Monday, March 5, 2007

I received a call from my mother today. In the background, were several voices engaged in a heated conversation. She informed me that she was visiting her brother in Port Harcourt. As NEPA had "taken light" (or rather, "Power Holder," PHCN), the entire group of siblings, cousins and one grand uncle were all sitting outside in the stifling heat, having an argument about Nigeria and the upcoming election.

"Obasanjo is a thief," someone shouted.
"Na you wey be thief, ole" my mother responded laughing heartily.

I asked my mom who she plans to vote for and she told me "Nobody." Her reason was that she voted in the last election and doesn't feel that it was of any benefit.

"Who did you vote for, mom?"
"Ah, my dear. It was Obasanjo I voted for, oh."
"Well, then what are you complaining for? You clearly got what you wanted."
"I guess so, " was all she could say and we laughed for a long time.

I asked my aunt, who came in from Calabar, what happened to Donald Duke.
"Don't mind him. Anyway, he was too young to run for President. Obasanjo would have used him." She said.
"Hey, watch your mouth," my mom instructed.
"Heh, sorry, oh. But it is true." Aunty responded.

Next thing, my uncle, the family drunk (you know every family has one), excuse me - recovering alcoholic - screamed, "I'm voting for Atiku. Up Atiku!"
A couple people cheered him on and that got my mother really heated.
"Atiku, keh? Oti oh. Barawo Banza!" my mom screamed.

I could not believe she swore. Now, I have only heard my mother curse one other time and that was when i made her watch an episode of Jerry Springer. The word was "$#*!" and she only said it because two 'sisters' were claiming to be lesbian lovers. You know the typical Jerry stuff. In such a case, a swear word is more than appropriate. But, for my mother to randomly curse out Atiku is strange. She must have had whatever my uncle was drinking.

Then, I was informed that the new rumour is that Obasanjo wants to extend the elections until October and that he will do anything to hold unto power for as long as it takes. And, my drunk uncle also enlightened me that although today is Obasanjo's 70th birthday, he is "really 80" and is "going senile".

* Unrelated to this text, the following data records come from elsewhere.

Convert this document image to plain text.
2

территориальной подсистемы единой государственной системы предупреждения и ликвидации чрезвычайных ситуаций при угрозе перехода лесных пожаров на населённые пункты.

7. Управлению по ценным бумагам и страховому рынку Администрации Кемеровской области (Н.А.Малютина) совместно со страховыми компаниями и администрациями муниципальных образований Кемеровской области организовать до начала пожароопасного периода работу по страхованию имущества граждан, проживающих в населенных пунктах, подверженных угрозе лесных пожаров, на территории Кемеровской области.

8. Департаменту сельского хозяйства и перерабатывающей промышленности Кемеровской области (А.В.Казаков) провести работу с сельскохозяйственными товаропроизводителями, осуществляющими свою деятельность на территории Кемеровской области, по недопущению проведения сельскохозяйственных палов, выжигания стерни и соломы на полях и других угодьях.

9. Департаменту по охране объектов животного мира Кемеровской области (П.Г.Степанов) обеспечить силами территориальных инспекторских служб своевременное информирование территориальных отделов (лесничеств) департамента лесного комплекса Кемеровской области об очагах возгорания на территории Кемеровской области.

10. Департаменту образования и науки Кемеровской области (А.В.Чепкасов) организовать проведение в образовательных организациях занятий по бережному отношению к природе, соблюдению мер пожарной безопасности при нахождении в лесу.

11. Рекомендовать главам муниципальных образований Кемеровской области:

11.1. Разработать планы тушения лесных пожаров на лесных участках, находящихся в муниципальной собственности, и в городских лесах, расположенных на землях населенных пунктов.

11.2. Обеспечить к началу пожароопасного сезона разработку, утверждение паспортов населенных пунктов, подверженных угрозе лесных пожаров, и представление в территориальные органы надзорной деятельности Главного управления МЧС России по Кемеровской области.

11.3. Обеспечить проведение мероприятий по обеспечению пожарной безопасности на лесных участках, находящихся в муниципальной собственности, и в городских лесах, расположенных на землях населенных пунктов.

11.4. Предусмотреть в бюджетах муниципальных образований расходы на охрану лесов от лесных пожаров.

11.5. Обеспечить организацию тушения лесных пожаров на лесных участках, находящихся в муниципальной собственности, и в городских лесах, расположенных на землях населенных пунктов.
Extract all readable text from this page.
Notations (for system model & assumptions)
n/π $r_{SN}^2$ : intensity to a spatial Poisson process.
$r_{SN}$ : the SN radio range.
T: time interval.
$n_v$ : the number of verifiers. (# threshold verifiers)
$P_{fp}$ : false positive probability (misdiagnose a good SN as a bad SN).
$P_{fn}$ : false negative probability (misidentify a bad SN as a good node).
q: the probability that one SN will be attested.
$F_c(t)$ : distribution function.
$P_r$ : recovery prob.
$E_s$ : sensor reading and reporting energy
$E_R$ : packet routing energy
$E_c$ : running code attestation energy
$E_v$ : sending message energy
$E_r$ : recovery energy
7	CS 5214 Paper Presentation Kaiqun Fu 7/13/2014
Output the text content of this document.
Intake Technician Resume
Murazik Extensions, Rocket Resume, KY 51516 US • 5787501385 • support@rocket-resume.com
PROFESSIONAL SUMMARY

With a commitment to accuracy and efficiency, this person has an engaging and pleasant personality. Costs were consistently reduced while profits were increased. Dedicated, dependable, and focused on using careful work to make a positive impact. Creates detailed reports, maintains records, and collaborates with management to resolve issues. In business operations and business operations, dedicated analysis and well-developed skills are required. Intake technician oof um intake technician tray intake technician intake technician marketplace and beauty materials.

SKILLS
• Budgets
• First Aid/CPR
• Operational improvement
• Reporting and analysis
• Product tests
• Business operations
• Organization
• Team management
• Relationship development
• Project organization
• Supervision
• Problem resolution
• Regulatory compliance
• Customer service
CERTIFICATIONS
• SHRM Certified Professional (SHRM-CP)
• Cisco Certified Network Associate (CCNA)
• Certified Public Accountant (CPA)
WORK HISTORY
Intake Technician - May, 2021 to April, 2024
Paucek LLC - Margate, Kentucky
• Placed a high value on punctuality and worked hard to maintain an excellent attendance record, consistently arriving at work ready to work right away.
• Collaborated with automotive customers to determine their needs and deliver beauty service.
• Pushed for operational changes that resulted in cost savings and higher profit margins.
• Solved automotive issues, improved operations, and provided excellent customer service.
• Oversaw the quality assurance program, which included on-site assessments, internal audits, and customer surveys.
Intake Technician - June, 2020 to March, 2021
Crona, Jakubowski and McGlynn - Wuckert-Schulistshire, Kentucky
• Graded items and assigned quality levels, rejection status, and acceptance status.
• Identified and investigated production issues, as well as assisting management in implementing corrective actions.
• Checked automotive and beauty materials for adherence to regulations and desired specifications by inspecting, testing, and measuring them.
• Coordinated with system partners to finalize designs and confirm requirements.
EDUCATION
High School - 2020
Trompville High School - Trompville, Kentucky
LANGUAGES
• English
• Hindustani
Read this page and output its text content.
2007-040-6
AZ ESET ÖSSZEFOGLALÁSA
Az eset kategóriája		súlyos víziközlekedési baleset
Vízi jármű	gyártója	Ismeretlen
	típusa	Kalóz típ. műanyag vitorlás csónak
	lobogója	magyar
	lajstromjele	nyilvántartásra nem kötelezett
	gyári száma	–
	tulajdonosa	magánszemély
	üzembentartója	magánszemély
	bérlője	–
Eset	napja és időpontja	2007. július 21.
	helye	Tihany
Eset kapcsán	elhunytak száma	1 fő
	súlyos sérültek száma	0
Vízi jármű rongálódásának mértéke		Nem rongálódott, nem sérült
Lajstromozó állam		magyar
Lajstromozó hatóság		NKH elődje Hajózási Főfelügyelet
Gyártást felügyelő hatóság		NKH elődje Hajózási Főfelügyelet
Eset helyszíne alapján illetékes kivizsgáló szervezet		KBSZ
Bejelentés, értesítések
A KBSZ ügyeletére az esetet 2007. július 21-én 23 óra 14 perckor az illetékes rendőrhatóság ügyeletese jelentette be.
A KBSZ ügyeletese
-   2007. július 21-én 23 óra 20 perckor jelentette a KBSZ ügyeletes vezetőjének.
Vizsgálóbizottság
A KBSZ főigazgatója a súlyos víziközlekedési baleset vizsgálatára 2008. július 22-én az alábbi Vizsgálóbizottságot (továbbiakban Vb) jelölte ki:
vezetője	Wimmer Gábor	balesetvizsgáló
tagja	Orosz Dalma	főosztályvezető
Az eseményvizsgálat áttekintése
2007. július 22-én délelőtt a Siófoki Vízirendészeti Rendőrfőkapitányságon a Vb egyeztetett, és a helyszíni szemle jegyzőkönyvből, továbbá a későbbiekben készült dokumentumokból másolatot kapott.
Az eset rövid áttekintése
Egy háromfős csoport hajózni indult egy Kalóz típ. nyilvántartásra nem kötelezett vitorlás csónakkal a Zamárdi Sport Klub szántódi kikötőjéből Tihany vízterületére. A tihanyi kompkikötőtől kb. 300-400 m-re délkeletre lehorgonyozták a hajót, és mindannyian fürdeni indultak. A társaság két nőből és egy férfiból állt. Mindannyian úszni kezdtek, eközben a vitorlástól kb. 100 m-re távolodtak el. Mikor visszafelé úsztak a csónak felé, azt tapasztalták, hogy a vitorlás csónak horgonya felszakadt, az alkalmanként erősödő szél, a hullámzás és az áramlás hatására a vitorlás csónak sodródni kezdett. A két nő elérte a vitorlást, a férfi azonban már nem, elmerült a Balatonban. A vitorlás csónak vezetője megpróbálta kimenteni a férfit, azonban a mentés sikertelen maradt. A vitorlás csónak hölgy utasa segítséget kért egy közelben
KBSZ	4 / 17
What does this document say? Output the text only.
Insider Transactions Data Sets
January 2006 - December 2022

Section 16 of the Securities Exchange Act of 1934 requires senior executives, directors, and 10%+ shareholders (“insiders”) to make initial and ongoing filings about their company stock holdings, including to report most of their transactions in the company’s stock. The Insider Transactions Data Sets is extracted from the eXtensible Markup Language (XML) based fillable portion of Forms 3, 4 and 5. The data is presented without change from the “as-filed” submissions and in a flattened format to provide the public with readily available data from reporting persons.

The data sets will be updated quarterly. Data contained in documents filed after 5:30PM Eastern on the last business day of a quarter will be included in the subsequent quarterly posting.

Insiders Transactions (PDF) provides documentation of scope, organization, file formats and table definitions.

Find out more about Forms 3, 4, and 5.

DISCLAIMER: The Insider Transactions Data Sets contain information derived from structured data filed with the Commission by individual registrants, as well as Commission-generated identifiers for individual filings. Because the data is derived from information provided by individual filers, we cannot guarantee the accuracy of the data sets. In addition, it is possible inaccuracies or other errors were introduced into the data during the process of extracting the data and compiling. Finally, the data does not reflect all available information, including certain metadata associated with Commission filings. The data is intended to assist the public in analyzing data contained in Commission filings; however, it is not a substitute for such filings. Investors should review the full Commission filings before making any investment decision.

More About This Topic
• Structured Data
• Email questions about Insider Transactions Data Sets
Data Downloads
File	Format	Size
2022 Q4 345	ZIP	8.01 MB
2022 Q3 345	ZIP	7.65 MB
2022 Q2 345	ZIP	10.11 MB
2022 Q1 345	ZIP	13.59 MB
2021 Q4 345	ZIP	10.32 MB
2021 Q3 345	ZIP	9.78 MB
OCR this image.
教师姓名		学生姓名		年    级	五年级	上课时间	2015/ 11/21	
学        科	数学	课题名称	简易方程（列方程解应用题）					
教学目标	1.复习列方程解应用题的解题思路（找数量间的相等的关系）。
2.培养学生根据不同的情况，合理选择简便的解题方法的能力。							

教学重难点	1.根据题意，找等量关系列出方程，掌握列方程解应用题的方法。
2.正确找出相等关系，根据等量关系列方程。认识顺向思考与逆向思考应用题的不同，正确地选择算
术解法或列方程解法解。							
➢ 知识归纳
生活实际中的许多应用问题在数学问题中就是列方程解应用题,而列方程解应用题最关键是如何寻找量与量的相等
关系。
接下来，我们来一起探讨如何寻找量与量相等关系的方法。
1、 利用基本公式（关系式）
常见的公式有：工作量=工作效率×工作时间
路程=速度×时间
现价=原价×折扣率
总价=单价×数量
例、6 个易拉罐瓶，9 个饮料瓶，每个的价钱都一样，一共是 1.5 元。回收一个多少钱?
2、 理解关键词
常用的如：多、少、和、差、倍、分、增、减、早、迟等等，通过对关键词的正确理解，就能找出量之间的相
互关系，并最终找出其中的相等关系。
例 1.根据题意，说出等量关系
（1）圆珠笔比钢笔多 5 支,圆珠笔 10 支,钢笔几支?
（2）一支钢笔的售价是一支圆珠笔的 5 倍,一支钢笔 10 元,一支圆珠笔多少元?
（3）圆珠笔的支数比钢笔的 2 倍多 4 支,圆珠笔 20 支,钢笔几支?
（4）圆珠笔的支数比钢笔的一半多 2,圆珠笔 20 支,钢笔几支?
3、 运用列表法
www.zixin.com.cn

Although I got a great laugh out of listening to my family members slander the various politicians running for office, the heated nature of their discussion made me realise that the country is extremely polarised at this time. If my little family can have such wild arguments at 9pm local time while sitting in the heat, I can't imagine what people who don't like each other are doing to one another in the name of elections. How strange that my family could possibly reflect the divisions that have taken root in Nigeria on account of democracy.